REGGIO EMILIA – No al trasferimento in Friuli. Questa mattina gli operai dello stabilimento Unigreen della Maschio Gaspardo, a Roncocesi, hanno votato in assemblea di trasformare lo sciopero ad oltranza in un presidio permanente dentro la fabbrica, giorno e notte, da attuare insieme al blocco delle merci.

“La direzione della Maschio Gaspardo il 30 giugno, in un incontro durato meno di dieci minuti – speiga dichiarato il sindacalista Simone Vecchi (Fiom) – ha comunicato la volontà di chiudere dal primo settembre lo stabilimento in cui lavorano 35 persone, e trasferire la produzione a Morsano, in Friuli Venezia Giulia, a circa 300 km di distanza. L’azienda offre ai lavoratori un incentivo di circa 500 euro lordi al mese per due anni, a compensazione del disagio. Una proposta inaccettabile”.

“Fino a quando non si troverà un accordo non uscirà un bullone – ha aggiunto – i lavoratori difendono la loro fabbrica da una logica puramente finanziaria che li vorrebbe schiacciati”.

Lo stabilimento di Reggio starebbe vivendo un momento di crisi, anzi, negli ultimi anni quasi mai ha fatto uso di ammortizzatori sociali a differenza della maggior parte delle aziende del settore della meccanica agricola locale. Secondo la Fiom Cgil “non esiste alcuna ragione industriale o di mercato per cessare questa attività a Reggio: lo stabilimento produce atomizzatori ed il portafoglio ordini è ancora pieno, con un leggero calo in linea con il settore, ma niente di preoccupante. La logica dell’azienda è puramente finanziaria e ha lo scopo di soddisfare le volontà delle banche, facendo saltare ogni principio di responsabilità sociale nei confronti delle persone che lavorano”.

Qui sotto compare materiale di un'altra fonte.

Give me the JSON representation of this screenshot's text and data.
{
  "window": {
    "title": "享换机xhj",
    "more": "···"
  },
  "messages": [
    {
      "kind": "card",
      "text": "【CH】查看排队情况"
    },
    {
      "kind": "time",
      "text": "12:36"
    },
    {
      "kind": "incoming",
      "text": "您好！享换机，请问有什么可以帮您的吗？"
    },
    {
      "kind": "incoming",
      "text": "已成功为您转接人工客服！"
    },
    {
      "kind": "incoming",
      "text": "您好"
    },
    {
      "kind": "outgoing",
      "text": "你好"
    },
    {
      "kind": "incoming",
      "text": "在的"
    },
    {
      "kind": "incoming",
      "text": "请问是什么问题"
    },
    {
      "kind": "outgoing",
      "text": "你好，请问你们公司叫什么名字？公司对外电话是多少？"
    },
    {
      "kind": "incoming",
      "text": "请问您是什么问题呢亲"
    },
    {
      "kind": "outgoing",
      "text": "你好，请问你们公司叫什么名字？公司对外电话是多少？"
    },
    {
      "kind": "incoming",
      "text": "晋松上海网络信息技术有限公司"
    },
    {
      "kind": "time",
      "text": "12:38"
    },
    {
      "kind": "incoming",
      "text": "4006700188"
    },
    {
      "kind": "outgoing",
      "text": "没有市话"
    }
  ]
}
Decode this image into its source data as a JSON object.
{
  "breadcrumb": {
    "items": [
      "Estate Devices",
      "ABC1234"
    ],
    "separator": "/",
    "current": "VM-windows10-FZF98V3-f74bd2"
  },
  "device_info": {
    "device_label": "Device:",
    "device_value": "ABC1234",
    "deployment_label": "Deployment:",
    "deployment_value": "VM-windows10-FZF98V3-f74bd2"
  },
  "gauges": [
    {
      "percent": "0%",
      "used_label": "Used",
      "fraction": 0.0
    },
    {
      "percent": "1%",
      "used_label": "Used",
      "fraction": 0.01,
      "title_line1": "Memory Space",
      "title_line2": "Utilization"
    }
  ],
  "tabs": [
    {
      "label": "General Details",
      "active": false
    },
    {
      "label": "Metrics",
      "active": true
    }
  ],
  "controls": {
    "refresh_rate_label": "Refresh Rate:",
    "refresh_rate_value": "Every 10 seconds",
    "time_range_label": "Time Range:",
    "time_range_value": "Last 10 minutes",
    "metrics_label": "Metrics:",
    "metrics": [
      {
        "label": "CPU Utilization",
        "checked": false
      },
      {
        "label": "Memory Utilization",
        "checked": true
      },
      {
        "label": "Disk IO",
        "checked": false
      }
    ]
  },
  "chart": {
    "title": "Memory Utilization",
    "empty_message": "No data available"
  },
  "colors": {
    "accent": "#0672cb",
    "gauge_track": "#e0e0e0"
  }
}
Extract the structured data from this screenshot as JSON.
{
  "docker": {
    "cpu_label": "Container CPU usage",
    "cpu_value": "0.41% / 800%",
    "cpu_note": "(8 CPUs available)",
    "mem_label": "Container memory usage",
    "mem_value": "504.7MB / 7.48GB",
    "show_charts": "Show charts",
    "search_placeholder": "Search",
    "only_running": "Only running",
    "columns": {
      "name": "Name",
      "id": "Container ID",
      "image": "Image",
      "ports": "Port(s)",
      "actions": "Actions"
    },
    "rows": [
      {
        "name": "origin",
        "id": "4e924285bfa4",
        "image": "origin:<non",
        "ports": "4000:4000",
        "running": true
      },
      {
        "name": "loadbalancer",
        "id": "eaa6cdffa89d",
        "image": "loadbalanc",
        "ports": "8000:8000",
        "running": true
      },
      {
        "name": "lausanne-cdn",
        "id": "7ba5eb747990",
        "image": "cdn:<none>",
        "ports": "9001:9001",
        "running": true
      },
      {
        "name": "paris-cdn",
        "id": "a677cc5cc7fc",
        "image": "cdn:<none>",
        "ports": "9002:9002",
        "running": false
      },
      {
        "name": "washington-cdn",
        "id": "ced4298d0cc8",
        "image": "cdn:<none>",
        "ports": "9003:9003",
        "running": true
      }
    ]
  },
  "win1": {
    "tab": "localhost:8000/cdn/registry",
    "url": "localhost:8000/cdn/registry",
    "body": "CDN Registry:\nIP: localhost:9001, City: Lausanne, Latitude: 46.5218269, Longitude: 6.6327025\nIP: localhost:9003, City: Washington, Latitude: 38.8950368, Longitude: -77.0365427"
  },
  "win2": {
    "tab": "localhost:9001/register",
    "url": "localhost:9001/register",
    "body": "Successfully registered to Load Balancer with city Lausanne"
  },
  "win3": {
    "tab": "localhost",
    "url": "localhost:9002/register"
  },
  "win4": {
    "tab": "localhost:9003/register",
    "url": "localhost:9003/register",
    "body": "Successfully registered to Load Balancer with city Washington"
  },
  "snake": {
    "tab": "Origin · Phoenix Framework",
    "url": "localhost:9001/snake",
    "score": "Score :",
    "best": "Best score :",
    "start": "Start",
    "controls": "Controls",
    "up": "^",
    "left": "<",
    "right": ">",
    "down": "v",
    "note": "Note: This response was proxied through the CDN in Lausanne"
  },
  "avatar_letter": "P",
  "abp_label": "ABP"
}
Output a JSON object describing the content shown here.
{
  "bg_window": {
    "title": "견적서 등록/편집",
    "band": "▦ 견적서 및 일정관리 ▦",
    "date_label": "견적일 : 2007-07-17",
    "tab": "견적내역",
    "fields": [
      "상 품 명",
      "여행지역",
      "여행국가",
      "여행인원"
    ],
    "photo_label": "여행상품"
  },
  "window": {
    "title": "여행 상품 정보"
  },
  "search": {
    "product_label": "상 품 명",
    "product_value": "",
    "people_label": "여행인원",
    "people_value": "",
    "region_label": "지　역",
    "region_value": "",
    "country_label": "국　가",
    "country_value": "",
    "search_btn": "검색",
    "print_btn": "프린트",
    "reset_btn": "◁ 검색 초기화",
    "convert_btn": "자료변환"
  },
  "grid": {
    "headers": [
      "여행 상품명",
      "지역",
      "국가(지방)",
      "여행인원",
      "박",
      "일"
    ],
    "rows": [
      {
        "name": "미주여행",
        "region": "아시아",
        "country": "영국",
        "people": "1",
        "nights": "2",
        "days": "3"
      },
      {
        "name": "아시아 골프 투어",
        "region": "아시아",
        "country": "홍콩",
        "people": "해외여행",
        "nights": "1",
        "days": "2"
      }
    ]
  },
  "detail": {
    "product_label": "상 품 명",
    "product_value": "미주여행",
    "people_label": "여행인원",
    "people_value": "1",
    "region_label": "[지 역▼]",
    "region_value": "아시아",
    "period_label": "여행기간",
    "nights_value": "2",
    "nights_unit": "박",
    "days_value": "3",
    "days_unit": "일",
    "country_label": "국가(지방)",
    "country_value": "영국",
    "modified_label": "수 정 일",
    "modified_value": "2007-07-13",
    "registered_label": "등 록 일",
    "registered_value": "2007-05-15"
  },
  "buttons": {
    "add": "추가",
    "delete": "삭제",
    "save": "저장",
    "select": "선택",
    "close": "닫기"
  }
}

Il piano finanziario presentato alle banche (per rientrare di un debito di oltre 200 milioni di euro per un’azienda che ne fattura meno di 300 milioni) avrebbe previsto una riduzione dei costi attraverso la chiusura dello stabilimento di Roncocesi. “Trasferirci a 300 chilometri dalle nostre famiglie di fatto è un licenziamento, poche balle”, ha detto Marcello Vita, delegato sindacale, che aggiunge: “Noi non molliamo, non siamo mai stati così uniti”.

L’azienda di via Rinaldi fino a tre anni fa era di proprietà del gruppo Yama di Reggio e fu venduta al gruppo Maschio Gaspardo in una fase di acquisizioni che portò questo gruppo ad acquistare in pochi anni molti marchi importanti della meccanica agricola nazionale, come Feraboli, Unigreen, Moro ed altri minori, fino ad arrivare a circa 2 mila dipendenti. Questa espansione, che ha portato a triplicare il fatturato di gruppo in pochi anni, si è accompagnata con un’esplosione del debito che ad un tratto è divenuto insostenibile.

“Quando grandi gruppi arrivano sul territorio e acquisiscono aziende reggiane senza alcun vincolo si rischia il saccheggio: dei prodotti, dei mercati, delle conoscenze, che vengono portate altrove, in Veneto come in Cina” ha affermato il Segretario della Fiom di Reggio Sergio Guaitolini. “Sul terreno – ha concluso – lasciano solo macerie e costi sociali per la collettività. E’ un problema solo di questi 35 lavoratori e della Fiom? Cosa dice il sistema delle imprese, la politica, che risposta danno le istituzioni?”. La Fiom di Reggio si dice disposta a negoziare con la Maschio Gaspardo, ma a condizione che il lavoro non “scappi” dal territorio.